Dexter Roona recently posted…How to start a blog in 2018 – How To Guide
Wow what a great post.
I enjoy visiting this blog because the post over here is nice.
Thanks so Much
Thank you, I enjoyed writing it. I’m glad you took something away from it.
Dexter Roona recently posted…Never do keyword research again. Do this instead
Nomi - NogenTech
Online security is one of the major concerns for bloggers nowadays in order to provide useful information to the readers while protecting the readers’ personal details that they may share with you while getting a free offer or for a subscription.
You have made my day by sharing such informative content regarding WordPress website security. Keep sharing
Nomi – NogenTech recently posted…Best Keyword Research Tools for SEO
And of course, the more successful your blog is the more important these security issues become. I will pay a visit to your Keyword research tools article now.

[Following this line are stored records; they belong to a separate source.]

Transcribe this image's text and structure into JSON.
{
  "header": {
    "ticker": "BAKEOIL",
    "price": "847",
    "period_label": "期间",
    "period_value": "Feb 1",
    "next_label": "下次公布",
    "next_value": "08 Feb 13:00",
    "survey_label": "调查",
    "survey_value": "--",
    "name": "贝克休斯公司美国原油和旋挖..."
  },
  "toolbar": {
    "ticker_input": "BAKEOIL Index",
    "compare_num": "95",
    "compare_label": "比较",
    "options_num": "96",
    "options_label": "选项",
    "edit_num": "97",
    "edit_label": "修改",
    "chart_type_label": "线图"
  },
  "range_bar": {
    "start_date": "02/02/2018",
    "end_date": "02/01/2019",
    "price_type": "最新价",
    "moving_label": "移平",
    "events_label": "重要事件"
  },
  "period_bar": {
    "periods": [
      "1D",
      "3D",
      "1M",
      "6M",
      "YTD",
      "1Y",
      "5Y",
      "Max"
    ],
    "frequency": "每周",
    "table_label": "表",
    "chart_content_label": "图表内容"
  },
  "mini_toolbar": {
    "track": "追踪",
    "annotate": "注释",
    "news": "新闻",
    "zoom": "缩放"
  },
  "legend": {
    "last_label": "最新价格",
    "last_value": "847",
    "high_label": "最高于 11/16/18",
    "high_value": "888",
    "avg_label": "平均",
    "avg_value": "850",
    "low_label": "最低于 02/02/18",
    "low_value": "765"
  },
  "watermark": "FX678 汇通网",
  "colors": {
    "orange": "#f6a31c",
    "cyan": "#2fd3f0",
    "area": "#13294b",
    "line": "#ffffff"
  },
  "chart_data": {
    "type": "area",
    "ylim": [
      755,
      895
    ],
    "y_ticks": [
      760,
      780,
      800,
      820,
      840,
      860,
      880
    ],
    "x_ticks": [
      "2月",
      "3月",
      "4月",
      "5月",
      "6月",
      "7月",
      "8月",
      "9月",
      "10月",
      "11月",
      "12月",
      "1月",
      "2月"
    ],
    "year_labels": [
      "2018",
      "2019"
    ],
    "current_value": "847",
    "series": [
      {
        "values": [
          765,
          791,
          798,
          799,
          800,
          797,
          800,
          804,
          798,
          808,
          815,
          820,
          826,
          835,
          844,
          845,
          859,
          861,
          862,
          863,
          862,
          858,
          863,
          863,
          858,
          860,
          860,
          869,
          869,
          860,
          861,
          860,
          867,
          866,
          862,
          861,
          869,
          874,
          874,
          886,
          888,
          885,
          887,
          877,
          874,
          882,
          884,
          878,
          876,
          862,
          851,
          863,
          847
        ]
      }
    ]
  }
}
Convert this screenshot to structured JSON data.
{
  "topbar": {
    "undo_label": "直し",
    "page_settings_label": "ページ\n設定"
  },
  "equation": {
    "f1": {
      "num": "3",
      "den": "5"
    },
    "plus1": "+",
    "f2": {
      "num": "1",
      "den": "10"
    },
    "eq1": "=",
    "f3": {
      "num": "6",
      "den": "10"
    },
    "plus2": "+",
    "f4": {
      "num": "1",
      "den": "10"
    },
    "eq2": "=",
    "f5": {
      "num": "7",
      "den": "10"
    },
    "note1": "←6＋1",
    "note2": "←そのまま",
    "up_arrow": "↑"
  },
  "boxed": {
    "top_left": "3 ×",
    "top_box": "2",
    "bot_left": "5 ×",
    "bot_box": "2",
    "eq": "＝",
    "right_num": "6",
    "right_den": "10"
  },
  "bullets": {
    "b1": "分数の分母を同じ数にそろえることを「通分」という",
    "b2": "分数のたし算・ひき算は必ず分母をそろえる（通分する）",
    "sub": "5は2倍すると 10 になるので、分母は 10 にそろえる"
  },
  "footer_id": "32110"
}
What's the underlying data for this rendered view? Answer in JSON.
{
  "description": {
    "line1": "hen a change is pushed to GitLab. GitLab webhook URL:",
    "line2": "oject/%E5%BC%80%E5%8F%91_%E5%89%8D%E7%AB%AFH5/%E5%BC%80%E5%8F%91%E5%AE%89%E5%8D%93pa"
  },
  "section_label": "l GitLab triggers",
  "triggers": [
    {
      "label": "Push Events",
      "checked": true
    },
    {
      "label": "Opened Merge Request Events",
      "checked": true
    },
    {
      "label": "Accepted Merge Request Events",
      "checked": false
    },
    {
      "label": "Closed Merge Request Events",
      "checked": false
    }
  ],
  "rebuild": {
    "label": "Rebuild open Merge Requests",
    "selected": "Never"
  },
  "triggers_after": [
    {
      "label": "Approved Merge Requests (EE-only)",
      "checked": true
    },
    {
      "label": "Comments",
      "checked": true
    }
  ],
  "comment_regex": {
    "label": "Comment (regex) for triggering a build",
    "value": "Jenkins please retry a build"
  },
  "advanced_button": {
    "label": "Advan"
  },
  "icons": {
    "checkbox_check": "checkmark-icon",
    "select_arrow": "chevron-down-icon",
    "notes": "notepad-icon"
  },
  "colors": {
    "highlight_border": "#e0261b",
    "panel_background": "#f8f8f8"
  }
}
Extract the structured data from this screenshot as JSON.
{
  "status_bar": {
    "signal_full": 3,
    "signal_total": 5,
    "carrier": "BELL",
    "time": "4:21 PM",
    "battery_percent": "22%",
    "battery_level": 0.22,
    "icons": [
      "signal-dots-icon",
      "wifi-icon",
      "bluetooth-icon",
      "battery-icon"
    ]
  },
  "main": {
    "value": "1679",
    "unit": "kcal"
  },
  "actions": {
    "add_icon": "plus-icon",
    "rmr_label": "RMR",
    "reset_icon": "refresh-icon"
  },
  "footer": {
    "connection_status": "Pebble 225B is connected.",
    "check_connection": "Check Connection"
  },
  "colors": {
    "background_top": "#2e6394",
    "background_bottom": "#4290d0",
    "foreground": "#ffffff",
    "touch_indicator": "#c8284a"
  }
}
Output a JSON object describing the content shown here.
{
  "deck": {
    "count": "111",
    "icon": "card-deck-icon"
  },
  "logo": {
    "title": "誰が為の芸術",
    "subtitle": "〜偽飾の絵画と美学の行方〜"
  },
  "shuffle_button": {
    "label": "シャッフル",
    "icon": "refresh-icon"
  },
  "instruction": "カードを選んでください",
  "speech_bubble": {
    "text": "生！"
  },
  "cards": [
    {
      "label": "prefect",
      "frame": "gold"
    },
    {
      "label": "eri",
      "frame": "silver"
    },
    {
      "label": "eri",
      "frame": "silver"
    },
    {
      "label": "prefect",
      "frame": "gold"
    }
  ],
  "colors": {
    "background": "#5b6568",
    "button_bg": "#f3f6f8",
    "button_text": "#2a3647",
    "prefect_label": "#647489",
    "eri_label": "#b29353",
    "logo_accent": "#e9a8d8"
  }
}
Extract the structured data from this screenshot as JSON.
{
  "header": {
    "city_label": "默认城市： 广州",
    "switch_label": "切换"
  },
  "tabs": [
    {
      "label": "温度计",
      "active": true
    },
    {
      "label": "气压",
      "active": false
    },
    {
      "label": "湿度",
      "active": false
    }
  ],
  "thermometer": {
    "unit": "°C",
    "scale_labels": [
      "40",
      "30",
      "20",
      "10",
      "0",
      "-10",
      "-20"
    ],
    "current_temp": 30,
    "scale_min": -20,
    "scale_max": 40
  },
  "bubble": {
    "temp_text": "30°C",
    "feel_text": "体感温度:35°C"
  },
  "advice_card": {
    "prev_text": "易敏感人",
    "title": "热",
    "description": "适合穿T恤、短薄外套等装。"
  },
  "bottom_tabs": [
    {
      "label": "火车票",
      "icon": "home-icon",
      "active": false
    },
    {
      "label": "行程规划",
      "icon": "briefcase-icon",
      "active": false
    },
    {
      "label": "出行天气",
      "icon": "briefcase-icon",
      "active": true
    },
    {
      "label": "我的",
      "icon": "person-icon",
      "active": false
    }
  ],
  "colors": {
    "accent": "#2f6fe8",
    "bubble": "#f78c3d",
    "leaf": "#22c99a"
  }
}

Dexter Roona recently posted…Never do keyword research again. Do this instead
Nice Plugin collections.
I would like to suggest one plugin related to security which is User Blocker – WordPress Plugin. This is a free WordPress security plugin that provides the ability to block or unblock user accounts quickly and effortlessly. It has several features such as block user, role-based block user, customizable message, etc. Click here for more: https://goo.gl/VWFW4e
Hi Daniel, thanks for the suggestion, so it is an IP blocker? How does it cope with those behind a proxy?